El mensaje también profundiza en una segunda dimensión del Evangelio de San Juan: Cristo como la puerta del redil. Esta metáfora, explicó el prelado, representa la verdad y el acceso auténtico a la salvación.

En contraste, advirtió sobre la presencia de “ladrones y bandidos”, figuras que simbolizan a quienes desvían el camino espiritual. El llamado es claro: aprender a distinguir entre las voces que conducen a la vida y aquellas que generan confusión o destrucción.

Una relación personal: “llama a cada uno por su nombre”

Uno de los ejes centrales de la reflexión es el carácter personal del vínculo entre Cristo y sus seguidores. El Buen Pastor, se destacó, conoce a cada oveja por su nombre, lo que implica cuidado, atención y cercanía.

Este mensaje adquiere relevancia en un contexto donde la despersonalización y el ruido social pueden alejar a las personas de su dimensión espiritual.

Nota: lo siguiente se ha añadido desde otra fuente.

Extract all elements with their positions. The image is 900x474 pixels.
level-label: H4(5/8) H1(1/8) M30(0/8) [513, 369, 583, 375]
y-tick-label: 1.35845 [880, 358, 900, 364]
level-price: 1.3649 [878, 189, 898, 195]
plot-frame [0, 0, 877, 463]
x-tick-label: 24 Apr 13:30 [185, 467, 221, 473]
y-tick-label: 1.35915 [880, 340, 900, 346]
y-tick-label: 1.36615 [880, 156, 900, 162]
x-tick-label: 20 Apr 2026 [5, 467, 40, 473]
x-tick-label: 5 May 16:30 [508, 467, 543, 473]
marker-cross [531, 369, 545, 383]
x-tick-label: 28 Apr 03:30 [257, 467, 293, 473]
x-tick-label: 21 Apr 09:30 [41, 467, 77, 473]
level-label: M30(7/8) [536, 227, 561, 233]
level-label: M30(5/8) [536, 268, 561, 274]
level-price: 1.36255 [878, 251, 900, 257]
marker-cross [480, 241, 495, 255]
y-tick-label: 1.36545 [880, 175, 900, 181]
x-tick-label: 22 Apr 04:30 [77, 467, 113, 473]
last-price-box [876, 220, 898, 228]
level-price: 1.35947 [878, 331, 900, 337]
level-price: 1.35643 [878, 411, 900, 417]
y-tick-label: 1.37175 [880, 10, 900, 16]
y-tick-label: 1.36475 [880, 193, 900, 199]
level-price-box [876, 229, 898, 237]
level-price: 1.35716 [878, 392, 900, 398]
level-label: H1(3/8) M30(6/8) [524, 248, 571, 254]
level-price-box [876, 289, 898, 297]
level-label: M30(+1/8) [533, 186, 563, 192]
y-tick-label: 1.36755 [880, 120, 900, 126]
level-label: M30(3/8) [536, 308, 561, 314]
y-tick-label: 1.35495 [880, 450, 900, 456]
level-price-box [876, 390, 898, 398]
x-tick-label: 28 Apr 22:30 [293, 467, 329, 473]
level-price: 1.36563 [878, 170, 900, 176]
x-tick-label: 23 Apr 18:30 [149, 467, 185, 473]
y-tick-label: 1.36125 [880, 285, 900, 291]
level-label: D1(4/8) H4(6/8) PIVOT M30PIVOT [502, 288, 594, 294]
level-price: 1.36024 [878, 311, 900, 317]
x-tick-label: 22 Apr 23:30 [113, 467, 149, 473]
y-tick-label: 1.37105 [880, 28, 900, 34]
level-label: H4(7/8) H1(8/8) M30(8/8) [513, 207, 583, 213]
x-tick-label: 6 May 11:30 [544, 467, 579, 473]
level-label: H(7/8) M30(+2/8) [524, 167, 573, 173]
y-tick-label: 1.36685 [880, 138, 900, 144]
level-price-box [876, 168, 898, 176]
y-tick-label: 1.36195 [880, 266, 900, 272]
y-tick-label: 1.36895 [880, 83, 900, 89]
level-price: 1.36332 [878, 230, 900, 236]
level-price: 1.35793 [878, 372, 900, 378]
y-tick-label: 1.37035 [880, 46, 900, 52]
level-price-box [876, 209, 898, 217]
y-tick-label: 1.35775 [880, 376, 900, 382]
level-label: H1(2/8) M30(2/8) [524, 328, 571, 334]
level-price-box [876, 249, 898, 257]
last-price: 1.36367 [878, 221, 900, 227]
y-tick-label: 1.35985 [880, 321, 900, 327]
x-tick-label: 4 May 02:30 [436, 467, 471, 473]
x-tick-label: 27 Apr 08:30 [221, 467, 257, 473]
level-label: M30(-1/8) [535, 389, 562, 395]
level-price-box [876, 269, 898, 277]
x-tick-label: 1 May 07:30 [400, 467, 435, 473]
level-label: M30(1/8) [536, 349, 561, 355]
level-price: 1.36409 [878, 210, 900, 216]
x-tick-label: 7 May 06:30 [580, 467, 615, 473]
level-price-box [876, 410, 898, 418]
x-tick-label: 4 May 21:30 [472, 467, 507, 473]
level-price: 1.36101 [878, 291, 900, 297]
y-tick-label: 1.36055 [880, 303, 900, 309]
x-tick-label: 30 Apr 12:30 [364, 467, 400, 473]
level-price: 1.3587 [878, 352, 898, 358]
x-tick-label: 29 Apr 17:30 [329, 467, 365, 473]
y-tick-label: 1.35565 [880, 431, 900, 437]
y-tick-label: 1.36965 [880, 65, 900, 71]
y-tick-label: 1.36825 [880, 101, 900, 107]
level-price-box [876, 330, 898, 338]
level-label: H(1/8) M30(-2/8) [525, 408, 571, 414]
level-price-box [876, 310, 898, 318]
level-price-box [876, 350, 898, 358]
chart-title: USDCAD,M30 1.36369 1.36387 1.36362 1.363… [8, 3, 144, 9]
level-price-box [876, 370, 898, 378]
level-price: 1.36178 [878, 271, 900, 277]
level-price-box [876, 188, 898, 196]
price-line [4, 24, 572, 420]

La invitación es a escuchar, con atención, la voz que guía con verdad.

La cruz y los sacramentos: puerta a la vida

La reflexión también evoca el momento en que el corazón de Cristo fue traspasado en la cruz, del cual brotaron sangre y agua. La tradición de la Iglesia interpreta este acto como el origen de los sacramentos de iniciación cristiana: bautismo, confirmación y eucaristía.

Así, la cruz se presenta no solo como símbolo de sacrificio, sino como puerta de entrada a una vida nueva, una vida que, según el Evangelio, está llamada a ser plena y abundante.

Entre la vida y el engaño: el criterio del Buen Pastor

Monseñor Zapata Ortiz subrayó que el Evangelio ofrece un criterio claro para distinguir entre buenos y malos pastores: aquellos que buscan el bien de las ovejas frente a quienes solo buscan beneficio propio.

“El Buen Pastor da la vida”, se recordó, mientras que las falsas guías conducen a la pérdida. Este contraste invita a una reflexión profunda sobre los liderazgos y las influencias presentes en la vida cotidiana.

En un mundo donde abundan las voces, la reflexión apunta a una certeza sencilla pero profunda: reconocer al Buen Pastor es, también, aprender a caminar con sentido, esperanza y dirección.